The news about the coming vaccine comes after the coronavirus has claimed over 500 lives of emaSwati and infected over 15 000 people in the country. At least over 10 000 people have recuperated from the coronavirus.
The World Bank has committed E318 billion (US$12 billion) to African countries to support vaccination programmes across a continent that hasn’t been able to keep pace with developed nations’ rollouts.
According to the global lender’s President, David Malpass in a statement, as quoted by News 24, the World Bank money will be in the form of grants or on “highly concessional terms. Malpass made the statement following a virtual meeting in January on the Africa Covid-19 vaccine financing and deployment strategy.
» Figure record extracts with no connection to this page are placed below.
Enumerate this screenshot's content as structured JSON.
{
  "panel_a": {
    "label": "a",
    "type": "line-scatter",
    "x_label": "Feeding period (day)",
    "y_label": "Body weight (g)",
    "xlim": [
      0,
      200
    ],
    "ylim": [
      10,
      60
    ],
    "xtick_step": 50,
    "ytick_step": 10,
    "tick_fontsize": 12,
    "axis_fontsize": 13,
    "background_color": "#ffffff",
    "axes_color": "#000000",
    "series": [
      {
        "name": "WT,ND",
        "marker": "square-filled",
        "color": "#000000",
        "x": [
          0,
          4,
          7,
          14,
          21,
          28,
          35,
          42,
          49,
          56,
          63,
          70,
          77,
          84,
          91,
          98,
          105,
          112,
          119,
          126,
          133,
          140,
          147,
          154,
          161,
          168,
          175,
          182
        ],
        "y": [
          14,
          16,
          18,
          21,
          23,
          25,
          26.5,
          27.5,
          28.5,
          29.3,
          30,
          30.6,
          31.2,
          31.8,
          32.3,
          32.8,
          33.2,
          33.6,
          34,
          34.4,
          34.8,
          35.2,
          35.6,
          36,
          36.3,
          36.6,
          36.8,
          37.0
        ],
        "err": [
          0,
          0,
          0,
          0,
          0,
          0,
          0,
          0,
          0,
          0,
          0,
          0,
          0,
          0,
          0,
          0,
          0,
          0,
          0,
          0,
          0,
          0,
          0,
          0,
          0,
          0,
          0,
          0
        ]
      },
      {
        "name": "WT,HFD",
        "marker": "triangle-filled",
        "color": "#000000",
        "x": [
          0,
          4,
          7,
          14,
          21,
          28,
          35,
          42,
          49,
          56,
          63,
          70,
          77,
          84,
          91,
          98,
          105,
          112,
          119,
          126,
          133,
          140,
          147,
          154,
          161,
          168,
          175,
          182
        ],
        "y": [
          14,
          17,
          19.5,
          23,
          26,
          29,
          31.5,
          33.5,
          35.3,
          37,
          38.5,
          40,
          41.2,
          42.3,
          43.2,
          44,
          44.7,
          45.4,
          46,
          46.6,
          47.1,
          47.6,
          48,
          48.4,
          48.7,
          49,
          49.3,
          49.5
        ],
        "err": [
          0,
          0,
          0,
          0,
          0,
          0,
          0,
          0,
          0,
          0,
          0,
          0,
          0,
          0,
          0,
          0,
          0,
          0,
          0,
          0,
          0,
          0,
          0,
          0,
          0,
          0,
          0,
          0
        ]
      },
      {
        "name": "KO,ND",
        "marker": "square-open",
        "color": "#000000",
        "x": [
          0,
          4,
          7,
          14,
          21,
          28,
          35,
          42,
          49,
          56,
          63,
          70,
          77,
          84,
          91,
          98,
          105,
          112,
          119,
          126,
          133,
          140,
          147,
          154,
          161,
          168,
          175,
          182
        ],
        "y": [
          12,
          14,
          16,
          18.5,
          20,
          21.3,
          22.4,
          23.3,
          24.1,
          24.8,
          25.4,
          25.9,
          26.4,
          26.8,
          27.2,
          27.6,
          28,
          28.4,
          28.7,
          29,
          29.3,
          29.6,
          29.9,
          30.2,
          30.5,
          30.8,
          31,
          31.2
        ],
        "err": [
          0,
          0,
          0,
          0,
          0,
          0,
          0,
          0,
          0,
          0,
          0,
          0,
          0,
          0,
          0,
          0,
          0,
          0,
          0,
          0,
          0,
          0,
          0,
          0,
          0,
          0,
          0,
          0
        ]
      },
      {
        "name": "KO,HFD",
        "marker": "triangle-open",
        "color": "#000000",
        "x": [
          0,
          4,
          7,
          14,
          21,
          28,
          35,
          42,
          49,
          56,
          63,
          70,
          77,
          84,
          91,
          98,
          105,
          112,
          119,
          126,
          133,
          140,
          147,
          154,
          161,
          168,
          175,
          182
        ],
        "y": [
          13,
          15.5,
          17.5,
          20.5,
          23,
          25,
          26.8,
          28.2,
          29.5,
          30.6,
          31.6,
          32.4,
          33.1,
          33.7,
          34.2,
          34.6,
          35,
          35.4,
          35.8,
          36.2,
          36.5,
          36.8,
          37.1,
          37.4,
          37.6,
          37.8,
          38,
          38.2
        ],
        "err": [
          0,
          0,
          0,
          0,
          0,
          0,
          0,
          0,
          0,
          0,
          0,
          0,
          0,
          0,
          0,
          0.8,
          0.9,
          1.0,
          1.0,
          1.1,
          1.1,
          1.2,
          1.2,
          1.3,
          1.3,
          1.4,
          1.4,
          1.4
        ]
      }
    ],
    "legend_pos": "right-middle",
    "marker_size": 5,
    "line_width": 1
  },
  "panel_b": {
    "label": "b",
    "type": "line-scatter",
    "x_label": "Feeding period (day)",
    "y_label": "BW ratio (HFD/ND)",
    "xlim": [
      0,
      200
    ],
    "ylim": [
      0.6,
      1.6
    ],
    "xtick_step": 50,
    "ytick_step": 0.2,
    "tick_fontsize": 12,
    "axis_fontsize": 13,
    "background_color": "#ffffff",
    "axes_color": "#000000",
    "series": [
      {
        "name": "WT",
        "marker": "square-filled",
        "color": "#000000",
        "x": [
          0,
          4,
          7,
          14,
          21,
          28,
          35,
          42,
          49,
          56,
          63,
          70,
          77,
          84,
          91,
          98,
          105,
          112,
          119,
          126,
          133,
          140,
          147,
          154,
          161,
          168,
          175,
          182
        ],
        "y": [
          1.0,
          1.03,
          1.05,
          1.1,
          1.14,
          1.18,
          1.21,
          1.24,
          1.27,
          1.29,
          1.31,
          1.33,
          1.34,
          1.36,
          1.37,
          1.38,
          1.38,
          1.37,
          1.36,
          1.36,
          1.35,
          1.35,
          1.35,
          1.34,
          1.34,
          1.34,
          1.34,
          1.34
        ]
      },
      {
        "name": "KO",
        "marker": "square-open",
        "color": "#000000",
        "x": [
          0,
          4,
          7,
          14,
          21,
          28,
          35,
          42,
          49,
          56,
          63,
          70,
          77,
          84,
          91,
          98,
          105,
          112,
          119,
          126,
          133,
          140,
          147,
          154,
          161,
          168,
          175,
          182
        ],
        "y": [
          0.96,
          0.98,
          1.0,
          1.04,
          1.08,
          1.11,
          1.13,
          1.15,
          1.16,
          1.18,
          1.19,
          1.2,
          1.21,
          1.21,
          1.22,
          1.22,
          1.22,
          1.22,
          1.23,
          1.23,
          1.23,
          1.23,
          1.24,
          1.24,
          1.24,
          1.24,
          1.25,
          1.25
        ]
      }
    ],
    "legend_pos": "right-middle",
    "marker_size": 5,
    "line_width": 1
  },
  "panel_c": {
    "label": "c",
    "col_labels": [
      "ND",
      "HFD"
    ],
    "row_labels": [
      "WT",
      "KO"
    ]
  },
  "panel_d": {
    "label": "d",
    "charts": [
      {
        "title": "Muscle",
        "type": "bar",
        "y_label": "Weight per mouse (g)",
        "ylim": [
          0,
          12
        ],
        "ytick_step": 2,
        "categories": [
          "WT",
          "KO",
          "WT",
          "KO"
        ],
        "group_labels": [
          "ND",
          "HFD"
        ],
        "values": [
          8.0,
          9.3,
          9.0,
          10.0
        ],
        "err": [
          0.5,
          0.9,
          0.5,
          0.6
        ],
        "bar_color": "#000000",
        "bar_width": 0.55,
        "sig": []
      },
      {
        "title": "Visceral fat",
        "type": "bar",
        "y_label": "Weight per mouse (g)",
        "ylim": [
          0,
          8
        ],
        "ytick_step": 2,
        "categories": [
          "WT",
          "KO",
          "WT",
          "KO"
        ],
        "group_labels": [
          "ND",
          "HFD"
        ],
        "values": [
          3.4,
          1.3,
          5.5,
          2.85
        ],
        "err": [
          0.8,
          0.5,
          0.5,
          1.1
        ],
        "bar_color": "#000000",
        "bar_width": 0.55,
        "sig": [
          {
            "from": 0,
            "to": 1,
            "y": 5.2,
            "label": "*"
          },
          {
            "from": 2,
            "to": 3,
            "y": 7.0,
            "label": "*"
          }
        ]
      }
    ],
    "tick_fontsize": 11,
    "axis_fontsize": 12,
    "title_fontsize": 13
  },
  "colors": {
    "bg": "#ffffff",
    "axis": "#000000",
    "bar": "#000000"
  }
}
“We’re preparing emergency vaccine financing projects in 21 countries in Africa, including the Democratic Republic of Congo, Ethiopia, Niger, Mozambique, Tunisia, Eswatini and Cabo Verde to name a few,” said Malpass. “The funds are available now,” he said.
The cost of vaccinating 60 percent of Africa’s 1.3 billion people would be between $10 billion and $15 billion, according to the Africa Centres for Disease Control.
The continent has secured 36 percent of its vaccine needs, with 25 percent of the doses to come from the Covax initiative and 11 percent from a separate African Union program, Africa’s CDC said. But it’s far behind the rest of the world in terms of acquisition and inoculations, with richer nations having secured the scarce shots early.
“Since the outbreak of Covid-19 last March, the bank has committed $25 billion to African countries to support their health and economic recovery, and we expect to commit an additional $15 billion by June,” Malpass said.
“We urge leaders of African countries to move quickly to secure vaccinations for their populations, and to avail themselves of the financing available from us.”
Health experts claim that the worst is over when it comes to the second wave of the COVID-19 pandemic. Minister of Health Lizzie Nkosi said on Monday the country had “passed the peak” of its second coronavirus infection wave, although some of restrictions on some sectors of the economy remain in place.